-
Notifications
You must be signed in to change notification settings - Fork 0
Home
Here we present a Wastewater Enterovirus Typing Tool (WEVTYTO) to analyse samples containing a mixture of Enterovirus.
This pipeline was designed with wastewater samples and Oxford Nanopore data in mind. It is based on VSEARCH tool to perform read filtering, clustering and searching. Briefly, 20 nucleotides are trimmed from both ends of the reads and the resulting filtered reads are clustered at 95% id. The consensus sequence of each cluster is generated and searched against a custom reference database. A final Excel file is generated for each sample containing the Enterovirus types found as well as its proportion.
Two scripts are provided, ev_typing_nix.py and ev_typing_shaw.py.
The nix script must be used when the Nix et.al., 2006 protocol is followed. This protocol targets all Enterovirus types by amplifying a ~348-393bp region of the VP1 gene.
The shaw script must be used when the Shaw et.al., 2020 protocol is followed. This protocol targets Enterovirus C cluster by amplifying a ~1089bp region of the Enterovirus genome.
A Conda enviroment can be created using the ev_typing_environment.yml file containing all the required dependencies to run the pipeline.

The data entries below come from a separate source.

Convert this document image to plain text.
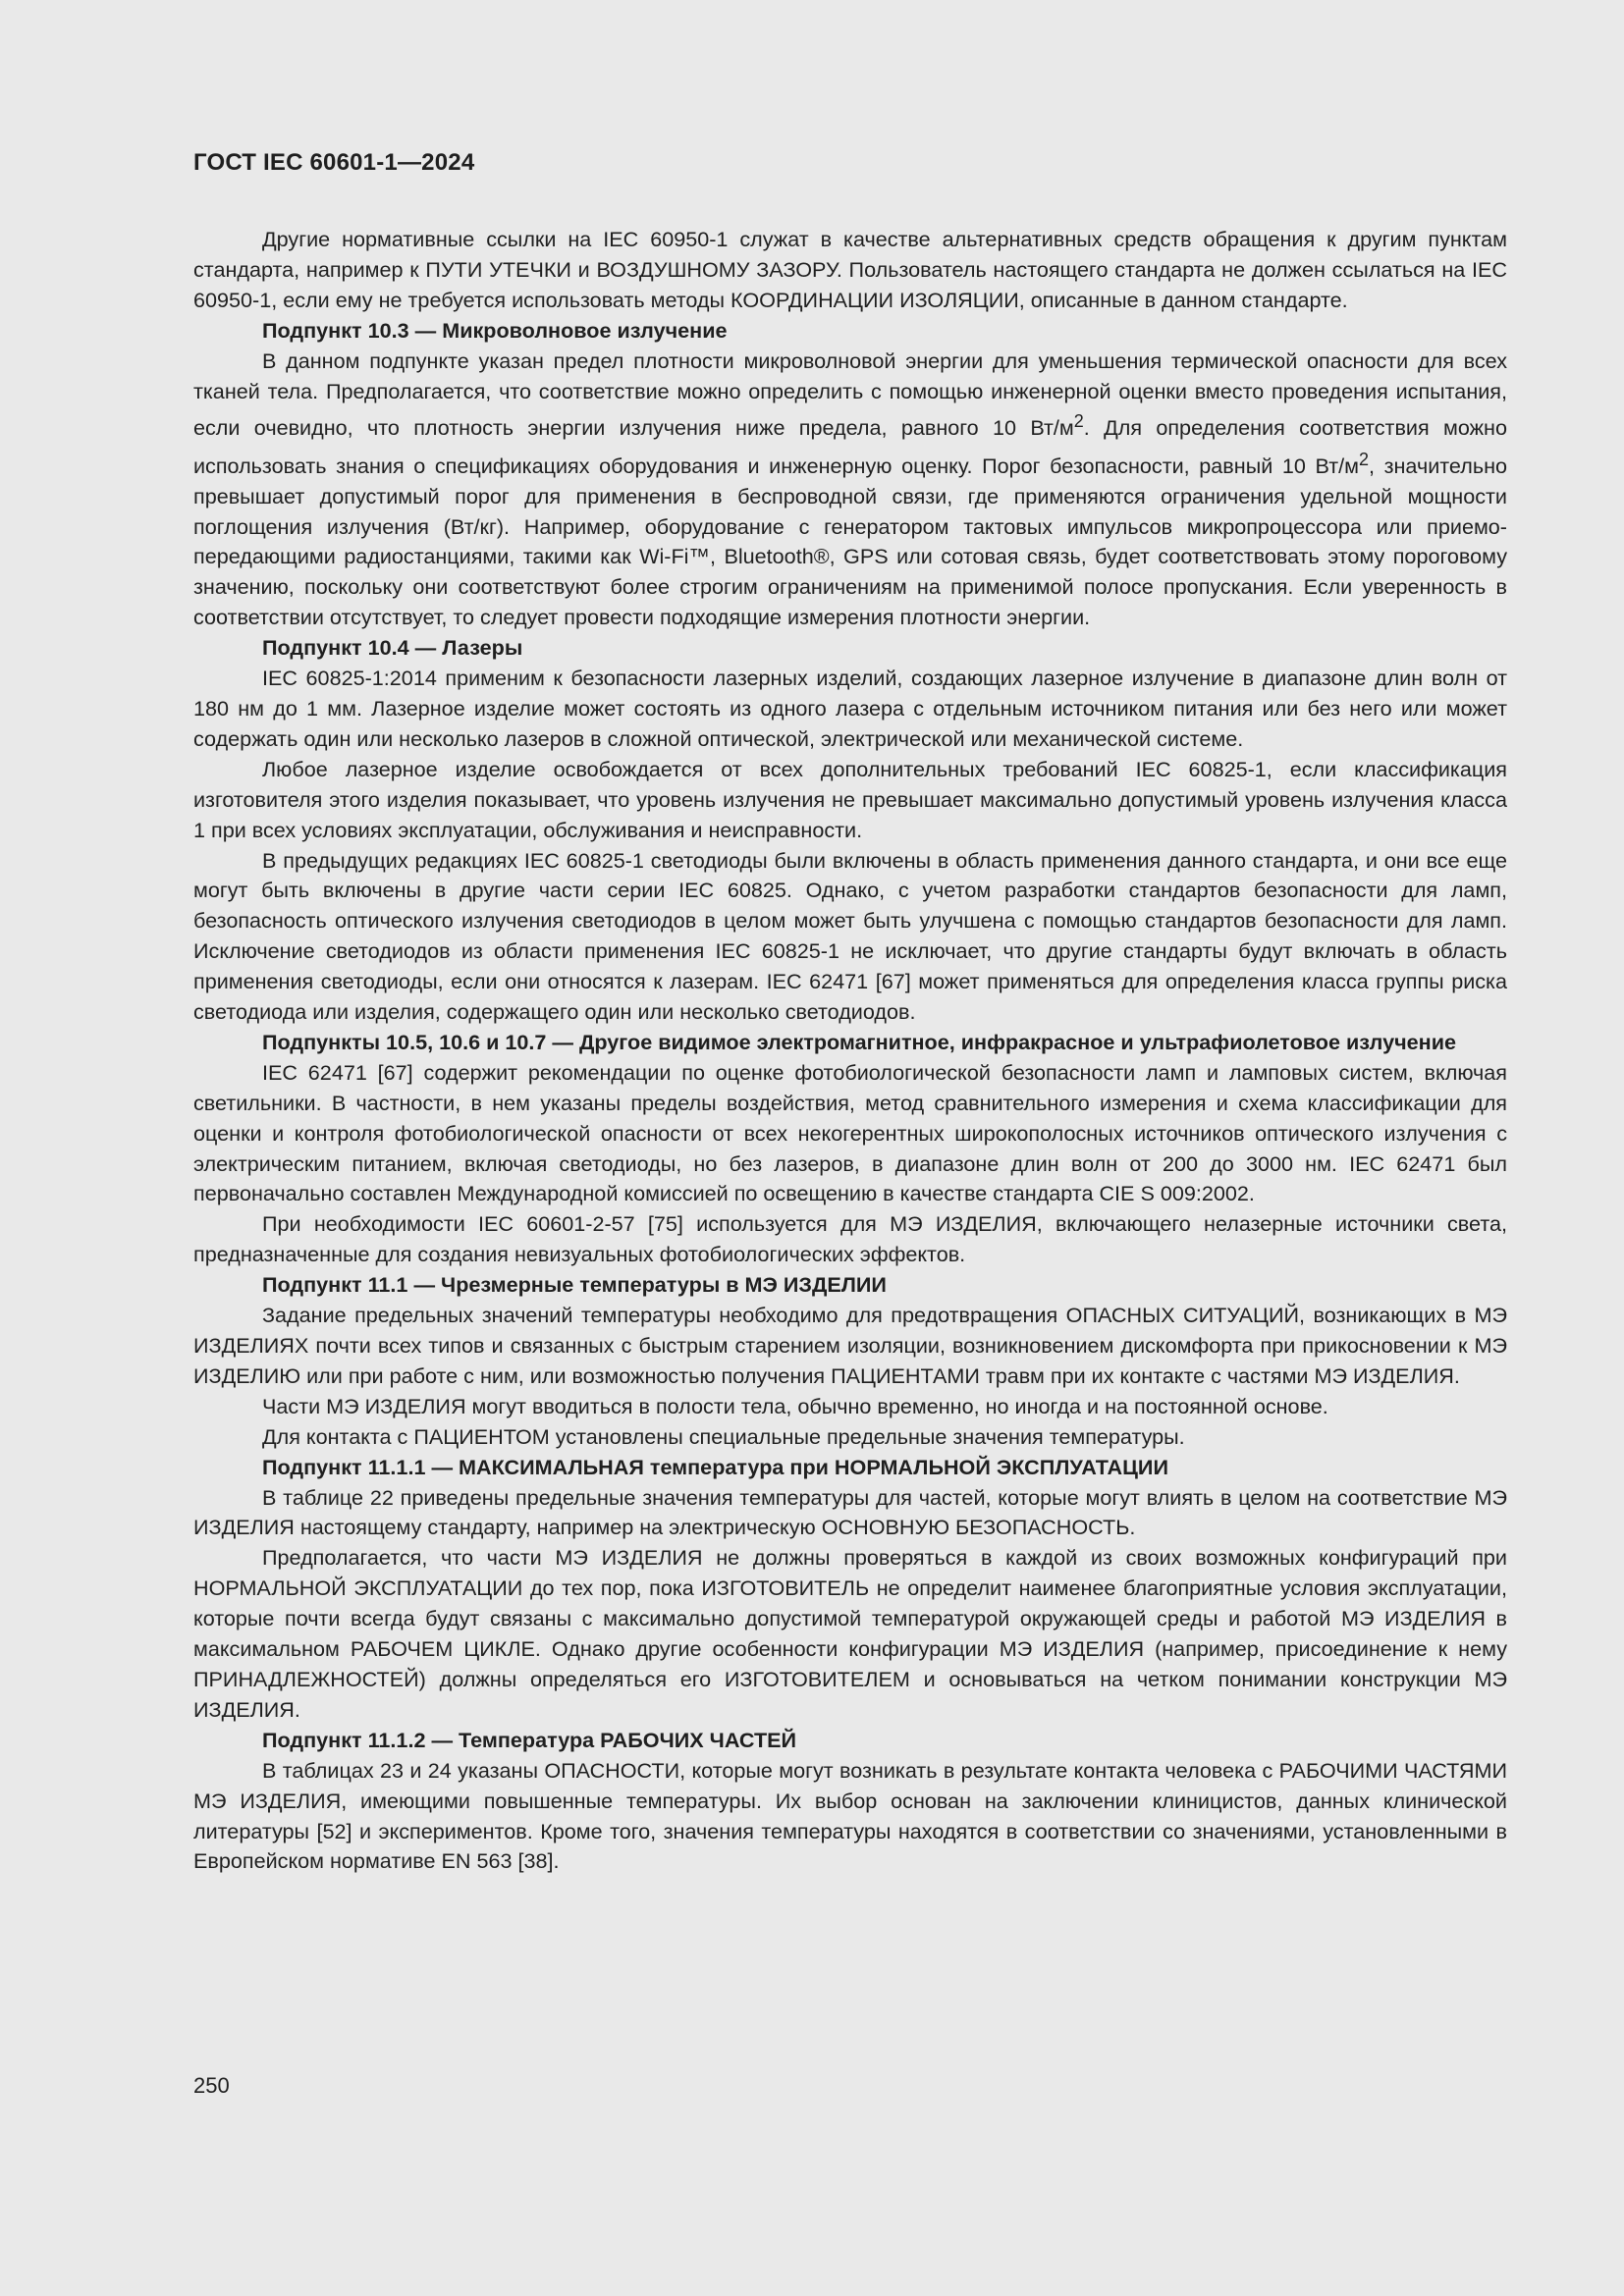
ГОСТ IEC 60601-1—2024

Другие нормативные ссылки на IEC 60950-1 служат в качестве альтернативных средств обращения к другим пунктам стандарта, например к ПУТИ УТЕЧКИ и ВОЗДУШНОМУ ЗАЗОРУ. Пользователь настоящего стандарта не должен ссылаться на IEC 60950-1, если ему не требуется использовать методы КООРДИНАЦИИ ИЗОЛЯЦИИ, описанные в данном стандарте.

Подпункт 10.3 — Микроволновое излучение

В данном подпункте указан предел плотности микроволновой энергии для уменьшения термической опасности для всех тканей тела. Предполагается, что соответствие можно определить с помощью инженерной оценки вместо проведения испытания, если очевидно, что плотность энергии излучения ниже предела, равного 10 $Вт/м^2$. Для определения соответствия можно использовать знания о спецификациях оборудования и инженерную оценку. Порог безопасности, равный 10 $Вт/м^2$, значительно превышает допустимый порог для применения в беспроводной связи, где применяются ограничения удельной мощности поглощения излучения (Вт/кг). Например, оборудование с генератором тактовых импульсов микропроцессора или приемо-передающими радиостанциями, такими как Wi-Fi™, Bluetooth®, GPS или сотовая связь, будет соответствовать этому пороговому значению, поскольку они соответствуют более строгим ограничениям на применимой полосе пропускания. Если уверенность в соответствии отсутствует, то следует провести подходящие измерения плотности энергии.

Подпункт 10.4 — Лазеры

IEC 60825-1:2014 применим к безопасности лазерных изделий, создающих лазерное излучение в диапазоне длин волн от 180 нм до 1 мм. Лазерное изделие может состоять из одного лазера с отдельным источником питания или без него или может содержать один или несколько лазеров в сложной оптической, электрической или механической системе.

Любое лазерное изделие освобождается от всех дополнительных требований IEC 60825-1, если классификация изготовителя этого изделия показывает, что уровень излучения не превышает максимально допустимый уровень излучения класса 1 при всех условиях эксплуатации, обслуживания и неисправности.

В предыдущих редакциях IEC 60825-1 светодиоды были включены в область применения данного стандарта, и они все еще могут быть включены в другие части серии IEC 60825. Однако, с учетом разработки стандартов безопасности для ламп, безопасность оптического излучения светодиодов в целом может быть улучшена с помощью стандартов безопасности для ламп. Исключение светодиодов из области применения IEC 60825-1 не исключает, что другие стандарты будут включать в область применения светодиоды, если они относятся к лазерам. IEC 62471 [67] может применяться для определения класса группы риска светодиода или изделия, содержащего один или несколько светодиодов.

Подпункты 10.5, 10.6 и 10.7 — Другое видимое электромагнитное, инфракрасное и ультрафиолетовое излучение

IEC 62471 [67] содержит рекомендации по оценке фотобиологической безопасности ламп и ламповых систем, включая светильники. В частности, в нем указаны пределы воздействия, метод сравнительного измерения и схема классификации для оценки и контроля фотобиологической опасности от всех некогерентных широкополосных источников оптического излучения с электрическим питанием, включая светодиоды, но без лазеров, в диапазоне длин волн от 200 до 3000 нм. IEC 62471 был первоначально составлен Международной комиссией по освещению в качестве стандарта CIE S 009:2002.

При необходимости IEC 60601-2-57 [75] используется для МЭ ИЗДЕЛИЯ, включающего нелазерные источники света, предназначенные для создания невизуальных фотобиологических эффектов.

Подпункт 11.1 — Чрезмерные температуры в МЭ ИЗДЕЛИИ

Задание предельных значений температуры необходимо для предотвращения ОПАСНЫХ СИТУАЦИЙ, возникающих в МЭ ИЗДЕЛИЯХ почти всех типов и связанных с быстрым старением изоляции, возникновением дискомфорта при прикосновении к МЭ ИЗДЕЛИЮ или при работе с ним, или возможностью получения ПАЦИЕНТАМИ травм при их контакте с частями МЭ ИЗДЕЛИЯ.

Части МЭ ИЗДЕЛИЯ могут вводиться в полости тела, обычно временно, но иногда и на постоянной основе.

Для контакта с ПАЦИЕНТОМ установлены специальные предельные значения температуры.

Подпункт 11.1.1 — МАКСИМАЛЬНАЯ температура при НОРМАЛЬНОЙ ЭКСПЛУАТАЦИИ

В таблице 22 приведены предельные значения температуры для частей, которые могут влиять в целом на соответствие МЭ ИЗДЕЛИЯ настоящему стандарту, например на электрическую ОСНОВНУЮ БЕЗОПАСНОСТЬ.

Предполагается, что части МЭ ИЗДЕЛИЯ не должны проверяться в каждой из своих возможных конфигураций при НОРМАЛЬНОЙ ЭКСПЛУАТАЦИИ до тех пор, пока ИЗГОТОВИТЕЛЬ не определит наименее благоприятные условия эксплуатации, которые почти всегда будут связаны с максимально допустимой температурой окружающей среды и работой МЭ ИЗДЕЛИЯ в максимальном РАБОЧЕМ ЦИКЛЕ. Однако другие особенности конфигурации МЭ ИЗДЕЛИЯ (например, присоединение к нему ПРИНАДЛЕЖНОСТЕЙ) должны определяться его ИЗГОТОВИТЕЛЕМ и основываться на четком понимании конструкции МЭ ИЗДЕЛИЯ.

Подпункт 11.1.2 — Температура РАБОЧИХ ЧАСТЕЙ

В таблицах 23 и 24 указаны ОПАСНОСТИ, которые могут возникать в результате контакта человека с РАБОЧИМИ ЧАСТЯМИ МЭ ИЗДЕЛИЯ, имеющими повышенные температуры. Их выбор основан на заключении клиницистов, данных клинической литературы [52] и экспериментов. Кроме того, значения температуры находятся в соответствии со значениями, установленными в Европейском нормативе EN 563 [38].

250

conda env create -f ev_typing_environment.yml
Or, if using Mamba
mamba env create -f ev_typing_environment.yml
Once the environment has been created, activate it.
conda activate ev_typing
Then, go to the folder containing all your fastq.gz files.
cd \path\to\yoursample\directory
Copy the corresponding script ev_typing_nix.py or ev_typing_shaw.py and the reference FASTA file into the same folder as your fastq.gz files to be analysed.
Execute the script.
python ev_typing_nix.py
Or
python ev_typing_shaw.py
The script will run and a results file will be generated.
The scripts are set to use only 4 CPU cores. To increase the speed of the analysis, change the number of cores according to your CPU capabilities.
It is possible to adapt the scripts to analyse other viruses.
Changing the reference FASTA file for one containing the references of interest and adapting the --minseqlength and --maxseqlength parameters should be enough to be able to analyse other viruses. Changes on BLAST id may also be necessary.
If changing the reference FASTA file, be careful to keep the same structure as the one provided here so the final Excel files are properly formatted.